We can do a random subsampling to have less data points to plot but that could still allow us to see these specificities.

In [ ]:

import numpy as np

rng = np.random.RandomState(0)
indices = rng.choice(
    np.arange(california_housing.frame.shape[0]), size=500, replace=False
)

In [ ]:

sns.scatterplot(
    data=california_housing.frame.iloc[indices],
    x="Longitude",
    y="Latitude",
    size="MedHouseVal",
    hue="MedHouseVal",
    palette="viridis",
    alpha=0.5,
)
plt.legend(title="MedHouseVal", bbox_to_anchor=(1.05, 1), loc="upper left")
_ = plt.title("Median house value depending of\n their spatial location")

We can make a final analysis by making a pair plot of all features and the target but dropping the longitude and latitude. We will quantize the target such that we can create proper histogram.

In [ ]:

import pandas as pd

# Drop the unwanted columns
columns_drop = ["Longitude", "Latitude"]
subset = california_housing.frame.iloc[indices].drop(columns=columns_drop)
# Quantize the target and keep the midpoint for each interval
subset["MedHouseVal"] = pd.qcut(subset["MedHouseVal"], 6, retbins=False)
subset["MedHouseVal"] = subset["MedHouseVal"].apply(lambda x: x.mid)

In [ ]:

_ = sns.pairplot(data=subset, hue="MedHouseVal", palette="viridis")

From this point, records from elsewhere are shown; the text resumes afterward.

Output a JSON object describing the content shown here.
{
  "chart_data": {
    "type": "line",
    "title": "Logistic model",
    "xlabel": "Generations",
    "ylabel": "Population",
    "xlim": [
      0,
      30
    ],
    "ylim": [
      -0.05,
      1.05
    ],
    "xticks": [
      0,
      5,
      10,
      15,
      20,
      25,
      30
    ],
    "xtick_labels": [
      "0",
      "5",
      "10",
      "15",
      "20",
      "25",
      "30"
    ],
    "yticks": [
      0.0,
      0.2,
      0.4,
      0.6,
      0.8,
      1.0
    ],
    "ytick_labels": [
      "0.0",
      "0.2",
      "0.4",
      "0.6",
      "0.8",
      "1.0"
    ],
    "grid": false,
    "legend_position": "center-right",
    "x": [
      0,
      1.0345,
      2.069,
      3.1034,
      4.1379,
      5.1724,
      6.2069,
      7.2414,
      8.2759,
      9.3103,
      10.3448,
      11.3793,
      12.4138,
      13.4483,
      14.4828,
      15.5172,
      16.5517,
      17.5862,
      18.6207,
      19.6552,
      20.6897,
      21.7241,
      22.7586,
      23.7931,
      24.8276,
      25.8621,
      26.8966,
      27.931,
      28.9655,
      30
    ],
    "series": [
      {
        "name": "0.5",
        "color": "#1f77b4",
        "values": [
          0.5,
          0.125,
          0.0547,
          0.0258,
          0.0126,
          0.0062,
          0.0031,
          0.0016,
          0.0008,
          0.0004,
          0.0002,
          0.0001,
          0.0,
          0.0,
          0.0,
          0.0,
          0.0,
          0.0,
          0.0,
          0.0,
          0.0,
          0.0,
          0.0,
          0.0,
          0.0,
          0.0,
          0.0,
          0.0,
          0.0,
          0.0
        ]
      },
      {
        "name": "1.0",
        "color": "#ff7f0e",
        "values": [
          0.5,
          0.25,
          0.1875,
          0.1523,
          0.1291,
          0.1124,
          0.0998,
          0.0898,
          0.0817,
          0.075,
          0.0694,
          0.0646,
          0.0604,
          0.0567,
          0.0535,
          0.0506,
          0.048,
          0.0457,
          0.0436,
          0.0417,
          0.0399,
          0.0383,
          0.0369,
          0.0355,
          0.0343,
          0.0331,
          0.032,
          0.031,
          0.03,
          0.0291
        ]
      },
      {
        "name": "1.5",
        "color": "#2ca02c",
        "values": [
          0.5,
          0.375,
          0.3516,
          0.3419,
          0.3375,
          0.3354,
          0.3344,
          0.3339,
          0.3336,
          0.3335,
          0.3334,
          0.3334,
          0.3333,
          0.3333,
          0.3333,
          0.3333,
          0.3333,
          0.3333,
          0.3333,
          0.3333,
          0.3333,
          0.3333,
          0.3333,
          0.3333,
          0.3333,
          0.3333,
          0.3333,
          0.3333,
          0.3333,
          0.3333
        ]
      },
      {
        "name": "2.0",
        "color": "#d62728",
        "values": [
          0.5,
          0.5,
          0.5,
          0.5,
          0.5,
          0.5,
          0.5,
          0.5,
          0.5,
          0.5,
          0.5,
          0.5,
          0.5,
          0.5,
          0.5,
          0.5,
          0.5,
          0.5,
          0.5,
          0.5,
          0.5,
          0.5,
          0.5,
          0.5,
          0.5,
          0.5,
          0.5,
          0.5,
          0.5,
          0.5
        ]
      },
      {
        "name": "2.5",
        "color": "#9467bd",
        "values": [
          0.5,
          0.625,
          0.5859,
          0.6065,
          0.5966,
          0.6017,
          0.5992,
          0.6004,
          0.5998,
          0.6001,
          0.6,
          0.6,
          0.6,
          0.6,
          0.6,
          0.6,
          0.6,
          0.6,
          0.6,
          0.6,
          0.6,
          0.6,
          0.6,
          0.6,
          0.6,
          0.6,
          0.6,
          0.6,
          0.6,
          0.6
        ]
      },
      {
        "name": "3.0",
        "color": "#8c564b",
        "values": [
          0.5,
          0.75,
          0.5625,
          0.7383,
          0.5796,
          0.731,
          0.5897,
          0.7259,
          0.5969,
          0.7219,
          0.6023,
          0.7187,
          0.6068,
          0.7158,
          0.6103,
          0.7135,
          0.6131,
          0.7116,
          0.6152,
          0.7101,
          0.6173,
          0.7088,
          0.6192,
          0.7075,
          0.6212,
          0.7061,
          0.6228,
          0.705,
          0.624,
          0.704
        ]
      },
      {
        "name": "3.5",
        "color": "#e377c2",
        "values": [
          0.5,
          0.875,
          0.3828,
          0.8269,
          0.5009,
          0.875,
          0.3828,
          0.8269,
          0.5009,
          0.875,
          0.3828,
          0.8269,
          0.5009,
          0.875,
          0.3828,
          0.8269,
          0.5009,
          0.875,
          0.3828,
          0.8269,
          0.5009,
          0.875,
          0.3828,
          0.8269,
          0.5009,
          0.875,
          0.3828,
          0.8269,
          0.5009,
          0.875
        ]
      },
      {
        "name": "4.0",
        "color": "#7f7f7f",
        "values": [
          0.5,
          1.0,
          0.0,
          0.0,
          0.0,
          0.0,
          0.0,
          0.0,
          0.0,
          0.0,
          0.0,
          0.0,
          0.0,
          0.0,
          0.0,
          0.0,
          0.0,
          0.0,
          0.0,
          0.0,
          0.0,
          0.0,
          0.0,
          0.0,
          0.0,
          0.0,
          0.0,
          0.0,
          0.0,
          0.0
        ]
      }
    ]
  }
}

While it is always complicated to interpret a pairplot since there is a lot of data, here we can get a couple of intuitions. We can confirm that some features have extreme values (outliers?). We can as well see that the median income is helpful to distinguish high-valued from low-valued houses.

Thus, creating a predictive model, we could expect the longitude, latitude, and the median income to be useful features to help at predicting the median house values.

If you are curious, we created a linear predictive model below and show the values of the coefficients obtained via cross-validation.

In [ ]:

from sklearn.preprocessing import StandardScaler
from sklearn.linear_model import RidgeCV
from sklearn.pipeline import make_pipeline
from sklearn.model_selection import cross_validate

alphas = np.logspace(-3, 1, num=30)
model = make_pipeline(StandardScaler(), RidgeCV(alphas=alphas))
cv_results = cross_validate(
    model,
    california_housing.data,
    california_housing.target,
    return_estimator=True,
    n_jobs=2,
)

In [ ]:

score = cv_results["test_score"]
print(f"R2 score: {score.mean():.3f} ± {score.std():.3f}")

In [ ]:

import pandas as pd

coefs = pd.DataFrame(
    [est[-1].coef_ for est in cv_results["estimator"]],
    columns=california_housing.feature_names,
)

In [ ]:

color = {"whiskers": "black", "medians": "black", "caps": "black"}
coefs.plot.box(vert=False, color=color)
plt.axvline(x=0, ymin=-1, ymax=1, color="black", linestyle="--")
_ = plt.title("Coefficients of Ridge models\n via cross-validation")

It seems that the three features that we earlier spotted are found important by this model. But be careful regarding interpreting these coefficients. We let you go into the module "Interpretation" to go in depth regarding such experiment.